The correction in the last two days has been swift and sharp. At the time of writing, the STI index is down 100 points within just two trading days. However, I just bought $6,000 into my portfolio. The investment were as follows:
Schroders Latin America Equity Fund - $2,000
Aberdeen Singapore Equity Fund - $2,000
LionGlobal Korea Fund - $2,000
Aberdeen Singapore Equity Fund - $2,000
LionGlobal Korea Fund - $2,000
Why am I buying now? Because I see this as a correction. The main reasons why the market is falling is due to fears on China tightening its policies to curb inflation. The worry about China tightening is not a new one. There has been fears of the China government coming in to “cool” the market since last year. It did not stop the flow of money into China, and China’s inflation has continued to move upwards. According to China’s statistics bureau, inflation went up by a higher than forecast 1.9% in December.
The market fears anything that might mean less liquidity. And China is currently experiencing too much liquidity. China may raise interest rates by the end of June, and increase banks’ reserve requirements. On January 12, the People’s Bank of China raised lenders’ reserve requirements, also to curb liquidity.
In the end, we can’t have it both ways. Last year, and even now, there are concerns that potential asset bubbles may be forming in Asia, in particular in property. Seeing how badly the bursting of a property bubble can hurt an economy, I am sure no Asian government wants to go down that path. They would rather risk some unhappiness and volatility in markets now, rather than a much more severe one that might occur if such bubbles are allowed to continue forming unchecked.

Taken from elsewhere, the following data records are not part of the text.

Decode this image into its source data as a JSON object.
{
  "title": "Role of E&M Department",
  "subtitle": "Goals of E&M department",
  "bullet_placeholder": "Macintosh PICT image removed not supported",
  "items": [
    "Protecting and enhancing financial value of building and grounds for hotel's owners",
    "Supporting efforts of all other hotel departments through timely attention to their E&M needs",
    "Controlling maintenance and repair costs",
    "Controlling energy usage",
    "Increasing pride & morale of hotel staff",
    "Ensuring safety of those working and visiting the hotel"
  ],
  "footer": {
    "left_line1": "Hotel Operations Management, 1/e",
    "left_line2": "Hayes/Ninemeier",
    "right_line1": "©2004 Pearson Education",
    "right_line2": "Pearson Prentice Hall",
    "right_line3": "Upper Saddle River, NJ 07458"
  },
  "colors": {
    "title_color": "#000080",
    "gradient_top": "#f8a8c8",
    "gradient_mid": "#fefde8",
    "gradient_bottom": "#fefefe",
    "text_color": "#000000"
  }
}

Actually, I suspect that markets know this as well. Rationally, people understand. China is not in the same stage of economic cycle as US. China is experiencing very strong inflows, rising inflation, and potential asset bubbles. There is nothing “fragile” about China’s economic growth right now. If anything, the government is worried about overheating rather than like US, some double dip recession. But markets will be unhappy with the moves, and short term wise, there will be a knee jerk reaction because the immediate effect is that there will be liquidity drained out of the system, and that is likely to have an impact on the stock market.

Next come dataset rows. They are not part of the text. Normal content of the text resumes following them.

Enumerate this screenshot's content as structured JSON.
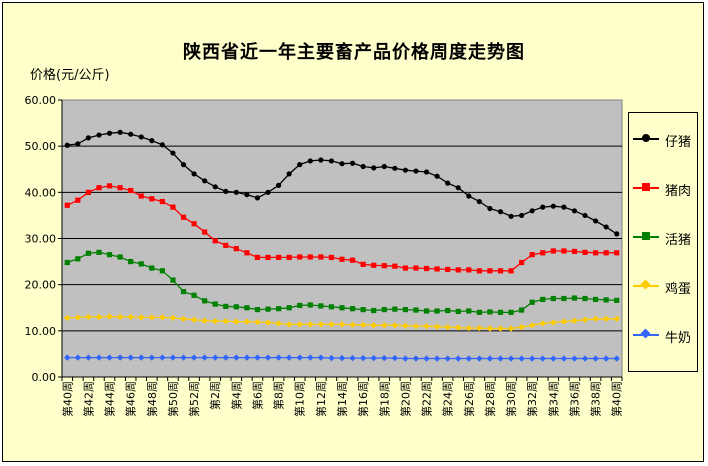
{
  "chart_data": {
    "type": "line",
    "title": "陕西省近一年主要畜产品价格周度走势图",
    "ylabel": "价格(元/公斤)",
    "ylim": [
      0,
      60
    ],
    "yticks": [
      "0.00",
      "10.00",
      "20.00",
      "30.00",
      "40.00",
      "50.00",
      "60.00"
    ],
    "x_tick_labels": [
      "第40周",
      "第42周",
      "第44周",
      "第46周",
      "第48周",
      "第50周",
      "第52周",
      "第2周",
      "第4周",
      "第6周",
      "第8周",
      "第10周",
      "第12周",
      "第14周",
      "第16周",
      "第18周",
      "第20周",
      "第22周",
      "第24周",
      "第26周",
      "第28周",
      "第30周",
      "第32周",
      "第34周",
      "第36周",
      "第38周",
      "第40周"
    ],
    "x": [
      "第40周",
      "第41周",
      "第42周",
      "第43周",
      "第44周",
      "第45周",
      "第46周",
      "第47周",
      "第48周",
      "第49周",
      "第50周",
      "第51周",
      "第52周",
      "第1周",
      "第2周",
      "第3周",
      "第4周",
      "第5周",
      "第6周",
      "第7周",
      "第8周",
      "第9周",
      "第10周",
      "第11周",
      "第12周",
      "第13周",
      "第14周",
      "第15周",
      "第16周",
      "第17周",
      "第18周",
      "第19周",
      "第20周",
      "第21周",
      "第22周",
      "第23周",
      "第24周",
      "第25周",
      "第26周",
      "第27周",
      "第28周",
      "第29周",
      "第30周",
      "第31周",
      "第32周",
      "第33周",
      "第34周",
      "第35周",
      "第36周",
      "第37周",
      "第38周",
      "第39周",
      "第40周"
    ],
    "grid": true,
    "legend_position": "right",
    "series": [
      {
        "name": "仔猪",
        "color": "#000000",
        "marker": "circle",
        "values": [
          50.2,
          50.5,
          51.8,
          52.4,
          52.8,
          53.0,
          52.6,
          52.0,
          51.2,
          50.3,
          48.5,
          46.0,
          44.0,
          42.5,
          41.2,
          40.2,
          40.0,
          39.5,
          38.8,
          40.0,
          41.5,
          44.0,
          46.0,
          46.8,
          47.0,
          46.8,
          46.2,
          46.3,
          45.6,
          45.3,
          45.6,
          45.2,
          44.8,
          44.6,
          44.4,
          43.5,
          42.0,
          41.0,
          39.2,
          38.0,
          36.5,
          35.8,
          34.8,
          35.0,
          36.0,
          36.8,
          37.0,
          36.8,
          36.0,
          35.0,
          33.8,
          32.5,
          31.0
        ]
      },
      {
        "name": "猪肉",
        "color": "#ff0000",
        "marker": "square",
        "values": [
          37.2,
          38.3,
          40.0,
          41.0,
          41.4,
          41.0,
          40.4,
          39.2,
          38.6,
          38.0,
          36.8,
          34.6,
          33.2,
          31.4,
          29.5,
          28.5,
          27.8,
          26.9,
          25.9,
          25.9,
          25.9,
          25.9,
          26.0,
          26.0,
          26.0,
          25.9,
          25.5,
          25.3,
          24.4,
          24.2,
          24.1,
          24.0,
          23.6,
          23.6,
          23.5,
          23.4,
          23.3,
          23.2,
          23.2,
          23.0,
          23.0,
          23.0,
          23.0,
          24.8,
          26.5,
          26.9,
          27.3,
          27.3,
          27.2,
          27.0,
          26.9,
          26.9,
          26.9
        ]
      },
      {
        "name": "活猪",
        "color": "#008000",
        "marker": "square",
        "values": [
          24.8,
          25.6,
          26.8,
          27.0,
          26.5,
          26.0,
          25.0,
          24.5,
          23.6,
          23.0,
          21.0,
          18.5,
          17.7,
          16.5,
          15.8,
          15.3,
          15.2,
          15.0,
          14.6,
          14.7,
          14.8,
          15.0,
          15.5,
          15.6,
          15.4,
          15.2,
          15.0,
          14.8,
          14.6,
          14.4,
          14.6,
          14.7,
          14.6,
          14.5,
          14.3,
          14.3,
          14.4,
          14.2,
          14.3,
          14.0,
          14.1,
          14.0,
          14.0,
          14.5,
          16.2,
          16.8,
          17.0,
          17.0,
          17.1,
          17.0,
          16.8,
          16.7,
          16.6
        ]
      },
      {
        "name": "鸡蛋",
        "color": "#ffcc00",
        "marker": "diamond",
        "values": [
          12.8,
          12.9,
          13.0,
          13.0,
          13.1,
          13.0,
          13.0,
          12.9,
          12.9,
          12.9,
          12.8,
          12.6,
          12.4,
          12.2,
          12.1,
          12.1,
          12.0,
          12.0,
          11.9,
          11.8,
          11.6,
          11.4,
          11.4,
          11.4,
          11.4,
          11.4,
          11.4,
          11.3,
          11.3,
          11.2,
          11.2,
          11.2,
          11.1,
          11.0,
          11.0,
          10.9,
          10.8,
          10.7,
          10.6,
          10.6,
          10.5,
          10.5,
          10.5,
          10.8,
          11.2,
          11.6,
          11.8,
          12.0,
          12.2,
          12.4,
          12.6,
          12.6,
          12.6
        ]
      },
      {
        "name": "牛奶",
        "color": "#3366ff",
        "marker": "diamond",
        "values": [
          4.2,
          4.2,
          4.2,
          4.2,
          4.2,
          4.2,
          4.2,
          4.2,
          4.2,
          4.2,
          4.2,
          4.2,
          4.2,
          4.2,
          4.2,
          4.2,
          4.2,
          4.2,
          4.2,
          4.2,
          4.2,
          4.2,
          4.2,
          4.2,
          4.2,
          4.1,
          4.1,
          4.1,
          4.1,
          4.1,
          4.1,
          4.1,
          4.0,
          4.0,
          4.0,
          4.0,
          4.0,
          4.0,
          4.0,
          4.0,
          4.0,
          4.0,
          4.0,
          4.0,
          4.0,
          4.0,
          4.0,
          4.0,
          4.0,
          4.0,
          4.0,
          4.0,
          4.0
        ]
      }
    ]
  }
}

However, I remain confident that fundamentally, Asia’s growth track remains strong. So, by tackling the potential problems that might arise, a longer term growth trend will remain intact. Markets are often near sighted, and in this case, they are focusing on the short term effects of China’s policy tightening. I believe that after the dust settles, and as China’s economy continues to grow, but with less fears that asset bubbles could develop, then we will see a surge back again in Asia’s markets. So, I took the opportunity during the two day’s corrections to put in more money.